İkinci Dünya Savaşı koşullarının getirdiği kıtlık ve sağlıksız
beslenme nedeniyle lisede tüberküloza yakalanan ve eğitimini sürdüremeyen şair,
1942 yılında, tedavi gördüğü hastanede tifodan yatmakta olan Mediha Sessiz
adında yoksul bir işçi kızla tanıştı; bir şiire sevdalanır gibi sevdalandı
Mediha’ya ve 5 Ağustos 1942’de nişanlandı onunla.
Daha üç ay geçmişti ki, 12 Kasım 1942’de, Mediha tifodan öldü.

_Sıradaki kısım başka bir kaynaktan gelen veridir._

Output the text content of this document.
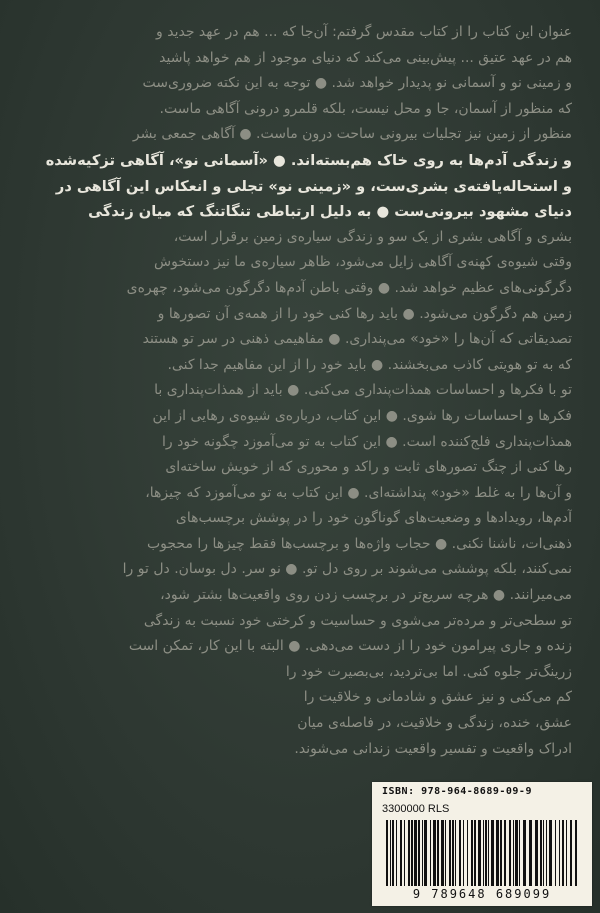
عنوان این کتاب را از کتاب مقدس گرفتم: آن‌جا که ... هم در عهد جدید و
هم در عهد عتیق ... پیش‌بینی می‌کند که دنیای موجود از هم خواهد پاشید
و زمینی نو و آسمانی نو پدیدار خواهد شد. ● توجه به این نکته ضروری‌ست
که منظور از آسمان، جا و محل نیست، بلکه قلمرو درونی آگاهی ماست.
منظور از زمین نیز تجلیات بیرونی ساحت درون ماست. ● آگاهی جمعی بشر
و زندگی آدم‌ها به روی خاک هم‌بسته‌اند. ● «آسمانی نو»، آگاهی تزکیه‌شده
و استحاله‌یافته‌ی بشری‌ست، و «زمینی نو» تجلی و انعکاس این آگاهی در
دنیای مشهود بیرونی‌ست ● به دلیل ارتباطی تنگاتنگ که میان زندگی
بشری و آگاهی بشری از یک سو و زندگی سیاره‌ی زمین برقرار است،
وقتی شیوه‌ی کهنه‌ی آگاهی زایل می‌شود، ظاهر سیاره‌ی ما نیز دستخوش
دگرگونی‌های عظیم خواهد شد. ● وقتی باطن آدم‌ها دگرگون می‌شود، چهره‌ی
زمین هم دگرگون می‌شود. ● باید رها کنی خود را از همه‌ی آن تصورها و
تصدیقاتی که آن‌ها را «خود» می‌پنداری. ● مفاهیمی ذهنی در سر تو هستند
که به تو هویتی کاذب می‌بخشند. ● باید خود را از این مفاهیم جدا کنی.
تو با فکرها و احساسات همذات‌پنداری می‌کنی. ● باید از همذات‌پنداری با
فکرها و احساسات رها شوی. ● این کتاب، درباره‌ی شیوه‌ی رهایی از این
همذات‌پنداری فلج‌کننده است. ● این کتاب به تو می‌آموزد چگونه خود را
رها کنی از چنگ تصورهای ثابت و راکد و محوری که از خویش ساخته‌ای
و آن‌ها را به غلط «خود» پنداشته‌ای. ● این کتاب به تو می‌آموزد که چیزها،
آدم‌ها، رویدادها و وضعیت‌های گوناگون خود را در پوشش برچسب‌های
ذهنی‌ات، ناشنا نکنی. ● حجاب واژه‌ها و برچسب‌ها فقط چیزها را محجوب
نمی‌کنند، بلکه پوششی می‌شوند بر روی دل تو. ● نو سر. دل بوسان. دل تو را
می‌میرانند. ● هرچه سریع‌تر در برچسب زدن روی واقعیت‌ها بشتر شود،
تو سطحی‌تر و مرده‌تر می‌شوی و حساسیت و کرختی خود نسبت به زندگی
زنده و جاری پیرامون خود را از دست می‌دهی. ● البته با این کار، تمکن است
زرینگ‌تر جلوه کنی. اما بی‌تردید، بی‌بصیرت خود را
کم می‌کنی و نیز عشق و شادمانی و خلاقیت را
عشق، خنده، زندگی و خلاقیت، در فاصله‌ی میان
ادراک واقعیت و تفسیر واقعیت زندانی می‌شوند.
ISBN: 978-964-8689-09-9
3300000 RLS
9 789648 689099
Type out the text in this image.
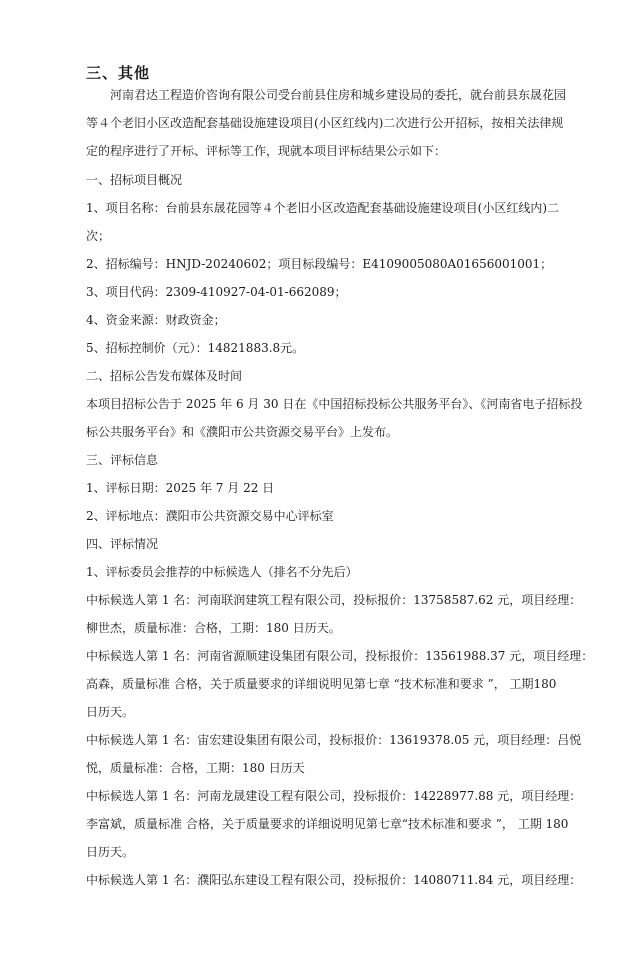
三、其他
河南君达工程造价咨询有限公司受台前县住房和城乡建设局的委托，就台前县东晟花园
等４个老旧小区改造配套基础设施建设项目(小区红线内)二次进行公开招标，按相关法律规
定的程序进行了开标、评标等工作，现就本项目评标结果公示如下：
一、招标项目概况
1、项目名称：台前县东晟花园等４个老旧小区改造配套基础设施建设项目(小区红线内)二
次；
2、招标编号：HNJD-20240602；项目标段编号：E4109005080A01656001001；
3、项目代码：2309-410927-04-01-662089；
4、资金来源：财政资金；
5、招标控制价（元）：14821883.8元。
二、招标公告发布媒体及时间
本项目招标公告于 2025 年 6 月 30 日在《中国招标投标公共服务平台》、《河南省电子招标投
标公共服务平台》和《濮阳市公共资源交易平台》上发布。
三、评标信息
1、评标日期：2025 年 7 月 22 日
2、评标地点：濮阳市公共资源交易中心评标室
四、评标情况
1、评标委员会推荐的中标候选人（排名不分先后）
中标候选人第 1 名：河南联润建筑工程有限公司，投标报价：13758587.62 元，项目经理：
柳世杰，质量标准：合格，工期：180 日历天。
中标候选人第 1 名：河南省源顺建设集团有限公司，投标报价：13561988.37 元，项目经理：
高森，质量标准 合格，关于质量要求的详细说明见第七章 “技术标准和要求 ”， 工期180
日历天。
中标候选人第 1 名：宙宏建设集团有限公司，投标报价：13619378.05 元，项目经理：吕悦
悦，质量标准：合格，工期：180 日历天
中标候选人第 1 名：河南龙晟建设工程有限公司，投标报价：14228977.88 元，项目经理：
李富斌，质量标准 合格，关于质量要求的详细说明见第七章“技术标准和要求 ”， 工期 180
日历天。
中标候选人第 1 名：濮阳弘东建设工程有限公司，投标报价：14080711.84 元，项目经理：
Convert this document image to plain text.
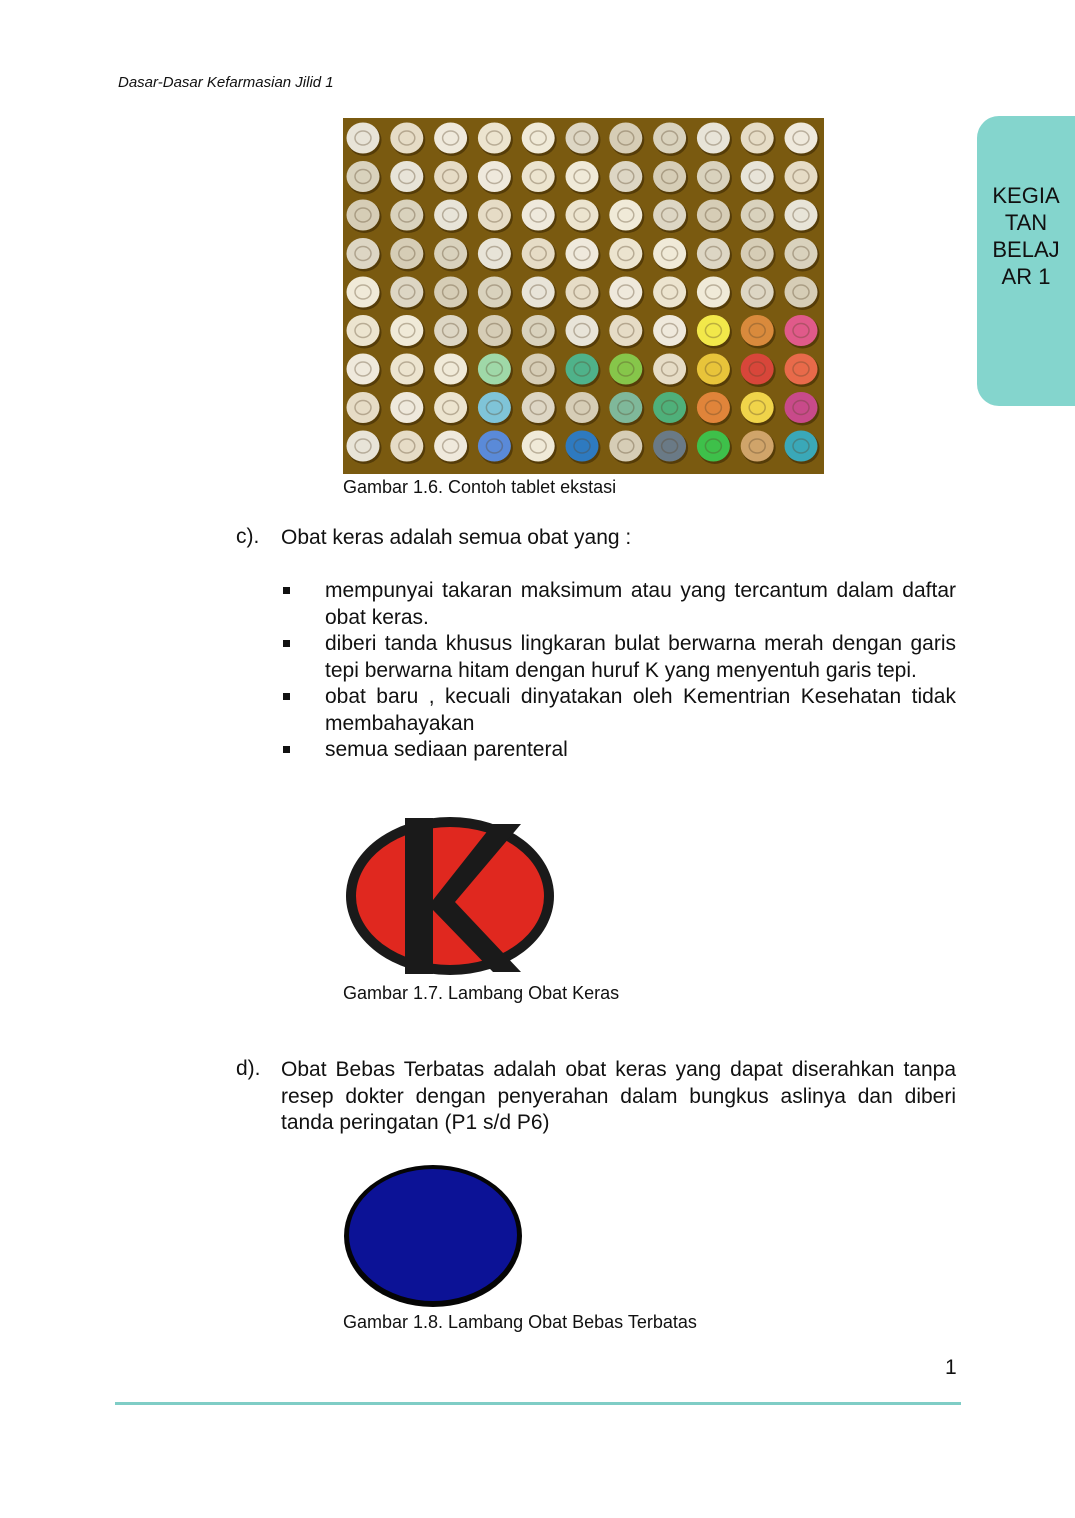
Dasar-Dasar Kefarmasian Jilid 1
KEGIA
TAN
BELAJ
AR 1
Gambar 1.6. Contoh tablet ekstasi
c). Obat keras adalah semua obat yang :
mempunyai takaran maksimum atau yang tercantum dalam daftar obat keras.
diberi tanda khusus lingkaran bulat berwarna merah dengan garis tepi berwarna hitam dengan huruf K yang menyentuh garis tepi.
obat baru , kecuali dinyatakan oleh Kementrian Kesehatan tidak membahayakan
semua sediaan parenteral
Gambar 1.7. Lambang Obat Keras
d). Obat Bebas Terbatas adalah obat keras yang dapat diserahkan tanpa resep dokter dengan penyerahan dalam bungkus aslinya dan diberi tanda peringatan (P1 s/d P6)
Gambar 1.8. Lambang Obat Bebas Terbatas
1
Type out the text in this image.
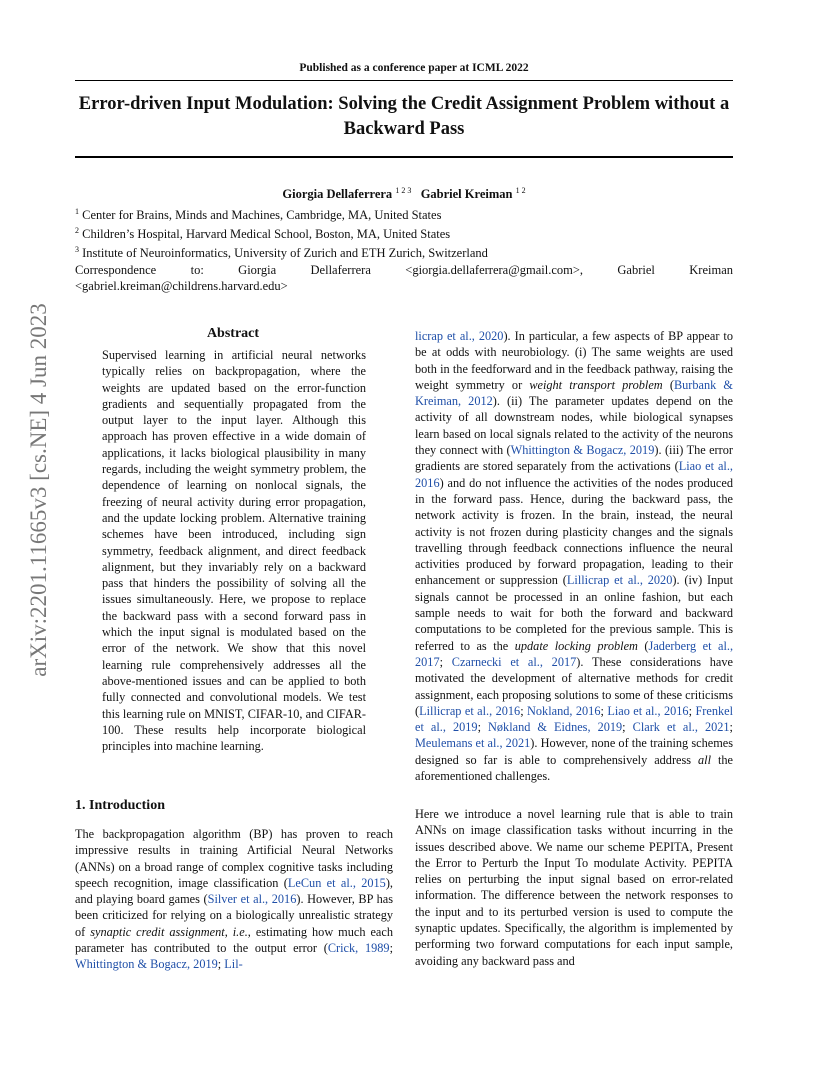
Published as a conference paper at ICML 2022
Error-driven Input Modulation: Solving the Credit Assignment Problem without a Backward Pass
Giorgia Dellaferrera $^{1 2 3}$ Gabriel Kreiman $^{1 2}$
$^1$ Center for Brains, Minds and Machines, Cambridge, MA, United States
$^2$ Children’s Hospital, Harvard Medical School, Boston, MA, United States
$^3$ Institute of Neuroinformatics, University of Zurich and ETH Zurich, Switzerland
Correspondence to: Giorgia Dellaferrera <giorgia.dellaferrera@gmail.com>, Gabriel Kreiman
<gabriel.kreiman@childrens.harvard.edu>
arXiv:2201.11665v3 [cs.NE] 4 Jun 2023	Abstract
Supervised learning in artificial neural networks typically relies on backpropagation, where the weights are updated based on the error-function gradients and sequentially propagated from the output layer to the input layer. Although this approach has proven effective in a wide domain of applications, it lacks biological plausibility in many regards, including the weight symmetry problem, the dependence of learning on nonlocal signals, the freezing of neural activity during error propagation, and the update locking problem. Alternative training schemes have been introduced, including sign symmetry, feedback alignment, and direct feedback alignment, but they invariably rely on a backward pass that hinders the possibility of solving all the issues simultaneously. Here, we propose to replace the backward pass with a second forward pass in which the input signal is modulated based on the error of the network. We show that this novel learning rule comprehensively addresses all the above-mentioned issues and can be applied to both fully connected and convolutional models. We test this learning rule on MNIST, CIFAR-10, and CIFAR-100. These results help incorporate biological principles into machine learning.
1. Introduction
The backpropagation algorithm (BP) has proven to reach impressive results in training Artificial Neural Networks (ANNs) on a broad range of complex cognitive tasks including speech recognition, image classification (LeCun et al., 2015), and playing board games (Silver et al., 2016). However, BP has been criticized for relying on a biologically unrealistic strategy of synaptic credit assignment, i.e., estimating how much each parameter has contributed to the output error (Crick, 1989; Whittington & Bogacz, 2019; Lil-
licrap et al., 2020). In particular, a few aspects of BP appear to be at odds with neurobiology. (i) The same weights are used both in the feedforward and in the feedback pathway, raising the weight symmetry or weight transport problem (Burbank & Kreiman, 2012). (ii) The parameter updates depend on the activity of all downstream nodes, while biological synapses learn based on local signals related to the activity of the neurons they connect with (Whittington & Bogacz, 2019). (iii) The error gradients are stored separately from the activations (Liao et al., 2016) and do not influence the activities of the nodes produced in the forward pass. Hence, during the backward pass, the network activity is frozen. In the brain, instead, the neural activity is not frozen during plasticity changes and the signals travelling through feedback connections influence the neural activities produced by forward propagation, leading to their enhancement or suppression (Lillicrap et al., 2020). (iv) Input signals cannot be processed in an online fashion, but each sample needs to wait for both the forward and backward computations to be completed for the previous sample. This is referred to as the update locking problem (Jaderberg et al., 2017; Czarnecki et al., 2017). These considerations have motivated the development of alternative methods for credit assignment, each proposing solutions to some of these criticisms (Lillicrap et al., 2016; Nokland, 2016; Liao et al., 2016; Frenkel et al., 2019; Nøkland & Eidnes, 2019; Clark et al., 2021; Meulemans et al., 2021). However, none of the training schemes designed so far is able to comprehensively address all the aforementioned challenges.
Here we introduce a novel learning rule that is able to train ANNs on image classification tasks without incurring in the issues described above. We name our scheme PEPITA, Present the Error to Perturb the Input To modulate Activity. PEPITA relies on perturbing the input signal based on error-related information. The difference between the network responses to the input and to its perturbed version is used to compute the synaptic updates. Specifically, the algorithm is implemented by performing two forward computations for each input sample, avoiding any backward pass and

Alkollü içecekler içmesi kesinlikle yasak olan Rüştü Onur, acısını
dindirebilmek için, öleceğini bile bile, 18 gün boyunca aralıksız, gece gündüz
alkol kullandı; ve 19’uncu günün sabahı kan kusa kusa yaşama veda etti; sevdiği
kadına kavuştu 19’uncu günün sabahı.
Oyun dışında kalmış kısacık, küçücük bir hayat anlatıyorum sana
sevgili; ve koskoca bir Rüştü Onur aşkı vaat ediyorum.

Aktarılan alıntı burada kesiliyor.